You should see a non-empty items array with item_id values.

Expected:

  • POST /v1/recommend returns a non-empty items list.

6) Ship a “bad” manifest (empty window) and observe the impact

Back up the current (good) manifest locally:

cp recsys-pipelines/.out/registry/current/demo/home/manifest.json /tmp/manifest-good.json

Generate a manifest for a day with no events in the tiny dataset (this produces empty artifacts):

(cd recsys-pipelines && ./bin/recsys-pipelines run \
  --config configs/env/local.json \
  --tenant demo \
  --surface home \
  --start 2026-01-02 \
  --end 2026-01-02)

Publish the new (bad) manifest:

docker compose run --rm --entrypoint sh \
  -v "$PWD/recsys-pipelines/.out/registry/current/demo/home/manifest.json:/tmp/manifest.json:ro" \
  minio-init -c \
  'mc alias set local http://minio:9000 minioadmin minioadmin >/dev/null && \
   mc cp /tmp/manifest.json local/recsys-artifacts/registry/current/demo/home/manifest.json'

Wait for the manifest TTL to expire (we set it to 1s):

sleep 2

Call recommend again; you should now get an empty list:

curl -fsS http://localhost:8000/v1/recommend \
  -H 'Content-Type: application/json' \
  -H 'X-Request-Id: prodlike-2' \
  -H 'X-Dev-User-Id: dev-user-1' \
  -H 'X-Dev-Org-Id: demo' \
  -H 'X-Org-Id: demo' \
  -d '{"surface":"home","k":5,"user":{"user_id":"u_1","session_id":"s_1"}}' | jq '.items | length'

Expected:

  • The item count is 0 after shipping the bad manifest.
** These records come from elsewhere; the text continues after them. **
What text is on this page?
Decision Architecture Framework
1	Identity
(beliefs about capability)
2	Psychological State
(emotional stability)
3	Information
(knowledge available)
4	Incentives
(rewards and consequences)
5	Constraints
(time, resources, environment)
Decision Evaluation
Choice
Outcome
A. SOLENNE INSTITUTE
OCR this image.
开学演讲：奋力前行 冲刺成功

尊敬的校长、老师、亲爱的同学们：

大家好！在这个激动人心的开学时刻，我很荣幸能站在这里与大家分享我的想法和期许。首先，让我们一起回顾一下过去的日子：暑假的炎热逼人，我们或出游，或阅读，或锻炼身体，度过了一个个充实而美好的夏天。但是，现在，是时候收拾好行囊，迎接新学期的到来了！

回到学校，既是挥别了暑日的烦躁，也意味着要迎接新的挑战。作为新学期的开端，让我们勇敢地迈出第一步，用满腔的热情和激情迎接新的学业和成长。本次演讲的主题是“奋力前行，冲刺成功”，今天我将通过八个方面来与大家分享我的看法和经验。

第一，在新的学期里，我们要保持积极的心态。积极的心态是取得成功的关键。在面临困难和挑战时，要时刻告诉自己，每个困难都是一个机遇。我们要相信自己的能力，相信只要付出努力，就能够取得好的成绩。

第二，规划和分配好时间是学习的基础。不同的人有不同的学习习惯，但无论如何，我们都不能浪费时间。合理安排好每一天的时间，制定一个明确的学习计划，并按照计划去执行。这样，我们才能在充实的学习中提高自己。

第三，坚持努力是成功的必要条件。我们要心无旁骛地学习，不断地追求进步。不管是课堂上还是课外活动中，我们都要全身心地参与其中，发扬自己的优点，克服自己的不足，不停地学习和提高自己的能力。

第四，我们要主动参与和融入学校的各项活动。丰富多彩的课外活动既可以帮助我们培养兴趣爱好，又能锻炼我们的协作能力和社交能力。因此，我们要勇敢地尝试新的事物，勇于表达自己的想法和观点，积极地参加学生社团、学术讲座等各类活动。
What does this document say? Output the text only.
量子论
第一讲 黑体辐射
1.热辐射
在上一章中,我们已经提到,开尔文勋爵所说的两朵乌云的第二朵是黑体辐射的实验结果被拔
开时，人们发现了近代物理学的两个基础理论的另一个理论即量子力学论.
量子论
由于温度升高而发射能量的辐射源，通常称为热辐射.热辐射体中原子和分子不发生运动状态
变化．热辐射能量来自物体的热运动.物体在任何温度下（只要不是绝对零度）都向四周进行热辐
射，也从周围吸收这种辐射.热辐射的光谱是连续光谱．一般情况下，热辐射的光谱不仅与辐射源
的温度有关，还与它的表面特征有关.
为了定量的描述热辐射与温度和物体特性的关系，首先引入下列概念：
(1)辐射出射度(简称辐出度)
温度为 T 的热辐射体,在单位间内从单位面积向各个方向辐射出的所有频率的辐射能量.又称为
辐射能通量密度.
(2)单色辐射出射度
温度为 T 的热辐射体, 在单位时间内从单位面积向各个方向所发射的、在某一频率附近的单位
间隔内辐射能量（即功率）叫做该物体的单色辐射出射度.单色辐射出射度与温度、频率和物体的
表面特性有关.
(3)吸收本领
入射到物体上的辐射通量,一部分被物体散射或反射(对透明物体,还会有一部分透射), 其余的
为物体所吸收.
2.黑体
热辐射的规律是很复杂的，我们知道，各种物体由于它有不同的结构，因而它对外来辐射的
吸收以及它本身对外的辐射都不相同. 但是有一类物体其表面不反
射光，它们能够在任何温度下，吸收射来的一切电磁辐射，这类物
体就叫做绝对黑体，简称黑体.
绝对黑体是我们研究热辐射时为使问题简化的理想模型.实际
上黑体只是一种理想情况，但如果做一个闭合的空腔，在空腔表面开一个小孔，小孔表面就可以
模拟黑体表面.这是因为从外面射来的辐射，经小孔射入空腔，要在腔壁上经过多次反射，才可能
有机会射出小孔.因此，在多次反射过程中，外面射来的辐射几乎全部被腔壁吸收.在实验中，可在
7) Roll back the manifest and verify recovery

Publish the backed-up manifest back to the “current” pointer:

docker compose run --rm --entrypoint sh \
  -v "/tmp/manifest-good.json:/tmp/manifest.json:ro" \
  minio-init -c \
  'mc alias set local http://minio:9000 minioadmin minioadmin >/dev/null && \
   mc cp /tmp/manifest.json local/recsys-artifacts/registry/current/demo/home/manifest.json'

Wait for TTL and retry:

sleep 2
curl -fsS http://localhost:8000/v1/recommend \
  -H 'Content-Type: application/json' \
  -H 'X-Request-Id: prodlike-3' \
  -H 'X-Dev-User-Id: dev-user-1' \
  -H 'X-Dev-Org-Id: demo' \
  -H 'X-Org-Id: demo' \
  -d '{"surface":"home","k":5,"user":{"user_id":"u_1","session_id":"s_1"}}' | jq '.items | length'

You should be back to a non-zero item count.

Expected:

  • The item count is non-zero after rollback.

8) Confirm the service is actually reading manifests

The service logs a line when it loads a manifest:

docker compose logs --tail 200 api | grep -i "artifact manifest loaded"

If you do not see it, confirm the environment inside the container:

docker compose exec -T api sh -c 'printenv | grep -E "RECSYS_ARTIFACT_MODE_ENABLED|RECSYS_ARTIFACT_MANIFEST_TEMPLATE"'

Expected:

  • The logs include artifact manifest loaded after you publish/swapped the manifest.